In cases where it is not possible to score input fields individually, you can return an overall score from the scores() method.

import random

class Factorisation(pyrope.Exercise):

    def parameters(self):
        return dict(
            p=random.randint(2, 9),
            q=random.randint(2, 9),
        )

    def problem(self, p, q):
        return pyrope.Problem(
            fr'{p * q} = <<p_>> $\times$ <<q_>>',
            p_=pyrope.Integer(minimum=2),
            q_=pyrope.Integer(minimum=2),
        )

    def scores(self, p, q, p_, q_):
        return p_ * q_ == p * q

Hints

Depending on the configuration, the learner can request one or more hints when stuck with the solution of an exercise.
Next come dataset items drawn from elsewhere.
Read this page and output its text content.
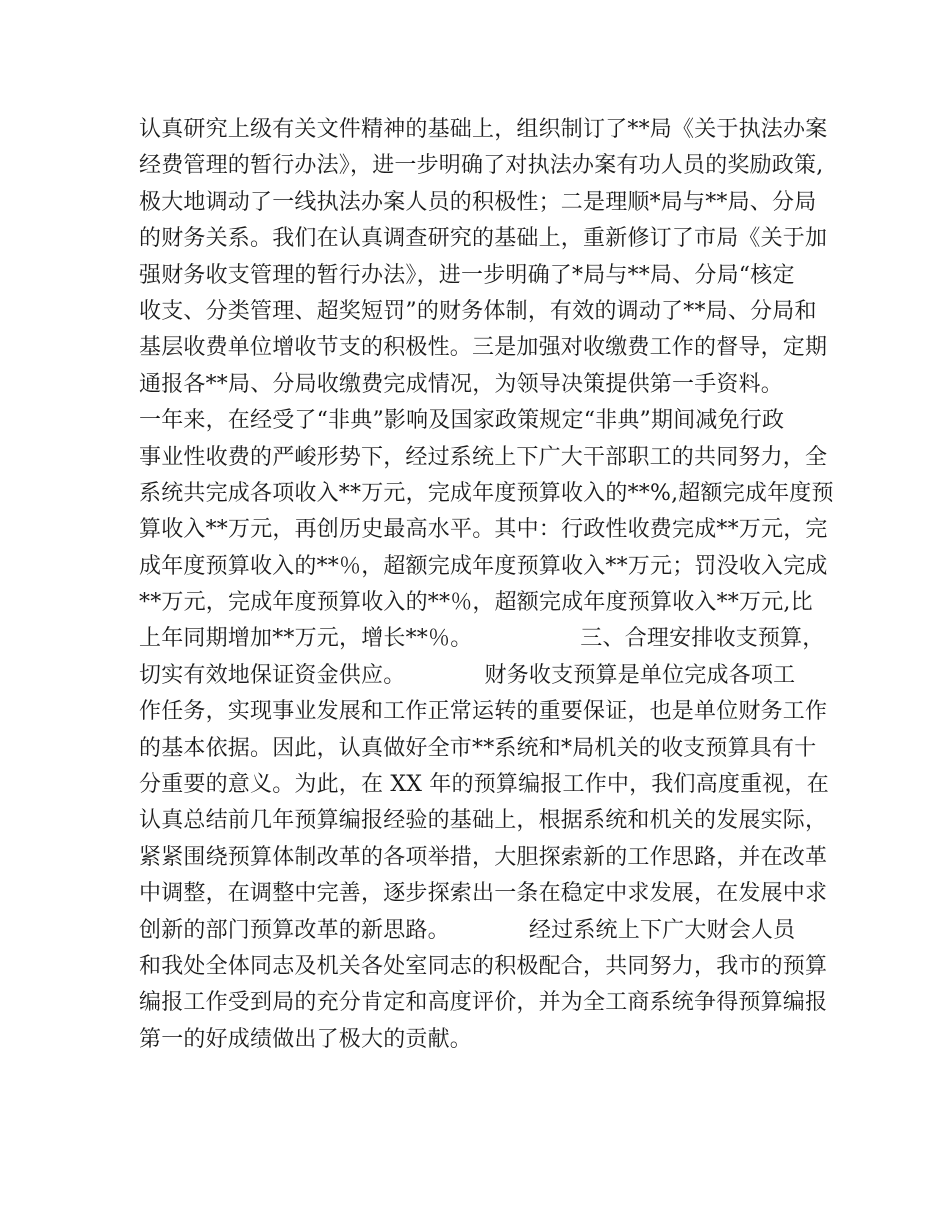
认真研究上级有关文件精神的基础上，组织制订了**局《关于执法办案
经费管理的暂行办法》，进一步明确了对执法办案有功人员的奖励政策,
极大地调动了一线执法办案人员的积极性；二是理顺*局与**局、分局
的财务关系。我们在认真调查研究的基础上，重新修订了市局《关于加
强财务收支管理的暂行办法》，进一步明确了*局与**局、分局“核定
收支、分类管理、超奖短罚”的财务体制，有效的调动了**局、分局和
基层收费单位增收节支的积极性。三是加强对收缴费工作的督导，定期
通报各**局、分局收缴费完成情况，为领导决策提供第一手资料。
一年来，在经受了“非典”影响及国家政策规定“非典”期间减免行政
事业性收费的严峻形势下，经过系统上下广大干部职工的共同努力，全
系统共完成各项收入**万元，完成年度预算收入的**%,超额完成年度预
算收入**万元，再创历史最高水平。其中：行政性收费完成**万元，完
成年度预算收入的**％，超额完成年度预算收入**万元；罚没收入完成
**万元，完成年度预算收入的**％，超额完成年度预算收入**万元,比
上年同期增加**万元，增长**％。               三、合理安排收支预算，
切实有效地保证资金供应。           财务收支预算是单位完成各项工
作任务，实现事业发展和工作正常运转的重要保证，也是单位财务工作
的基本依据。因此，认真做好全市**系统和*局机关的收支预算具有十
分重要的意义。为此，在 XX 年的预算编报工作中，我们高度重视，在
认真总结前几年预算编报经验的基础上，根据系统和机关的发展实际，
紧紧围绕预算体制改革的各项举措，大胆探索新的工作思路，并在改革
中调整，在调整中完善，逐步探索出一条在稳定中求发展，在发展中求
创新的部门预算改革的新思路。           经过系统上下广大财会人员
和我处全体同志及机关各处室同志的积极配合，共同努力，我市的预算
编报工作受到局的充分肯定和高度评价，并为全工商系统争得预算编报
第一的好成绩做出了极大的贡献。
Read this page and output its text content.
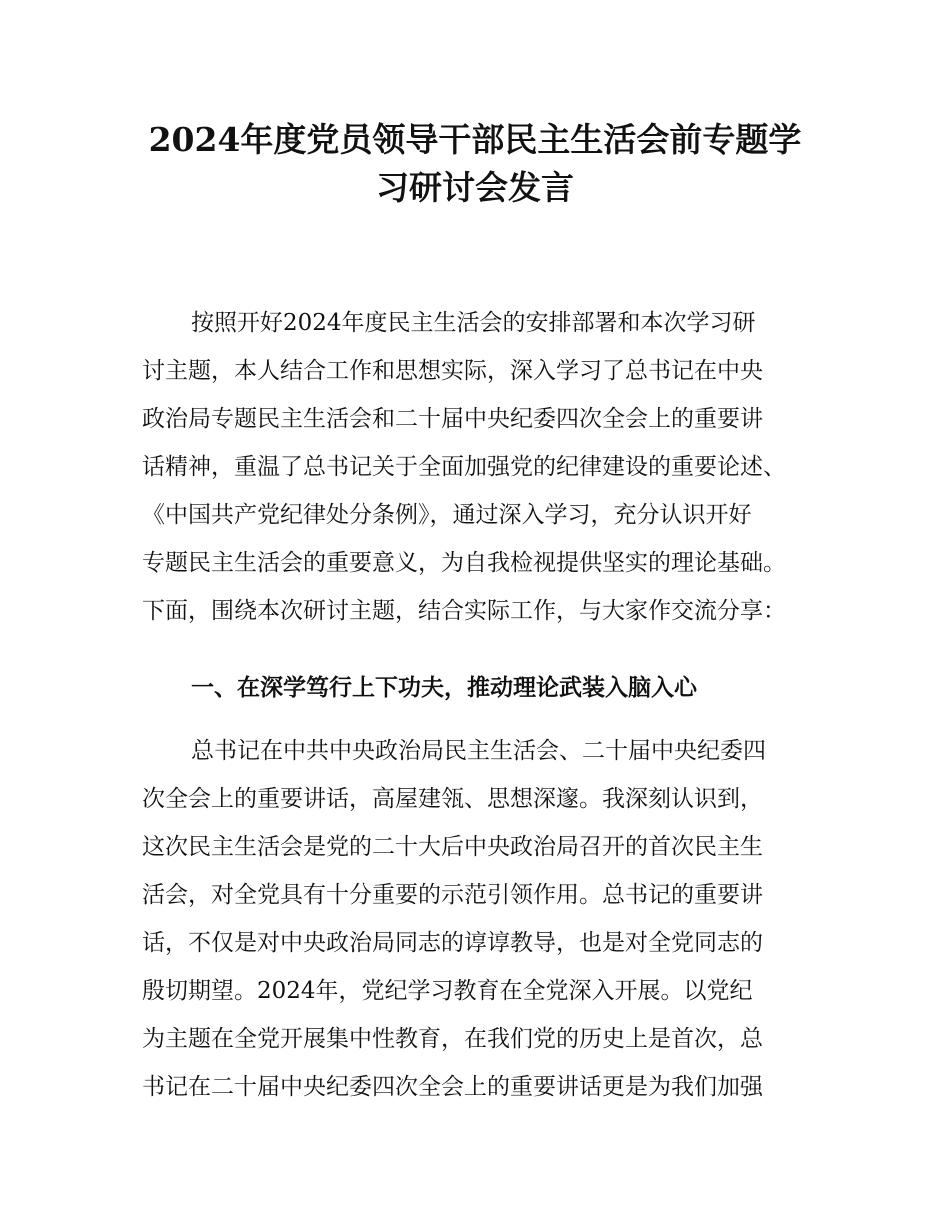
2024年度党员领导干部民主生活会前专题学
习研讨会发言

按照开好2024年度民主生活会的安排部署和本次学习研

讨主题，本人结合工作和思想实际，深入学习了总书记在中央

政治局专题民主生活会和二十届中央纪委四次全会上的重要讲

话精神，重温了总书记关于全面加强党的纪律建设的重要论述、

《中国共产党纪律处分条例》，通过深入学习，充分认识开好

专题民主生活会的重要意义，为自我检视提供坚实的理论基础。

下面，围绕本次研讨主题，结合实际工作，与大家作交流分享：

一、在深学笃行上下功夫，推动理论武装入脑入心

总书记在中共中央政治局民主生活会、二十届中央纪委四

次全会上的重要讲话，高屋建瓴、思想深邃。我深刻认识到，

这次民主生活会是党的二十大后中央政治局召开的首次民主生

活会，对全党具有十分重要的示范引领作用。总书记的重要讲

话，不仅是对中央政治局同志的谆谆教导，也是对全党同志的

殷切期望。2024年，党纪学习教育在全党深入开展。以党纪

为主题在全党开展集中性教育，在我们党的历史上是首次，总

书记在二十届中央纪委四次全会上的重要讲话更是为我们加强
These are provided by the hints() method.

class HelpMe(pyrope.Exercise):

    def problem(self):
        return pyrope.Problem('''
            What is the answer to the Ultimate Question of Life, The Universe,
            and Everything?

            <<answer>>
            ''',
            answer=pyrope.Natural()
        )

    def the_solution(self):
        return 42

    def hints(self):
        yield 'It is a natural number.'
        yield 'You can find it in the "Hitchhiker\'s Guide to the Galaxy".'

Unit testing

Examples may contain inconsistencies, for instance when providing both, a maximal score and a sample solution, as in the following example.

import random

class SmallestPrime(pyrope.Exercise):

    def problem(self):
        return pyrope.Problem(
            r'What is the smallest prime number? <<answer>>',
            answer=pyrope.Natural()
        )

    def scores(self, answer):
        if answer == 2:
            return (1, 1)
        return (0, 1)

    def the_solution(self):
        return 1  # should be two

To avoid this and other common mistakes, you can let PyRope run a couple of automated tests on an exercise.

SmallestPrime().test()
.........F...............
======================================================================
FAIL: test_maximal_total_score_for_sample_solution (pyrope.tests.TestParametrizedExercise.test_maximal_total_score_for_sample_solution) (exercise=<class '__main__.SpotTheError'>)
----------------------------------------------------------------------
Traceback (most recent call last):
  File "~/pyrope/venv/lib/python3.12/site-packages/pyrope/tests.py", line 101, in wrapped_test
    test(self, pexercise)
  File "~/pyrope/venv/lib/python3.12/site-packages/pyrope/tests.py", line 399, in test_maximal_total_score_for_sample_solution
    self.assertEqual(
AssertionError: 0.0 != 1.0 : The sample solution does not get maximal total score.

----------------------------------------------------------------------
Ran 25 tests in 0.045s

FAILED (failures=1)

This helps to avoid exceptions during exercise runs and to gain confidence in third party exercises obtained from foreign sources.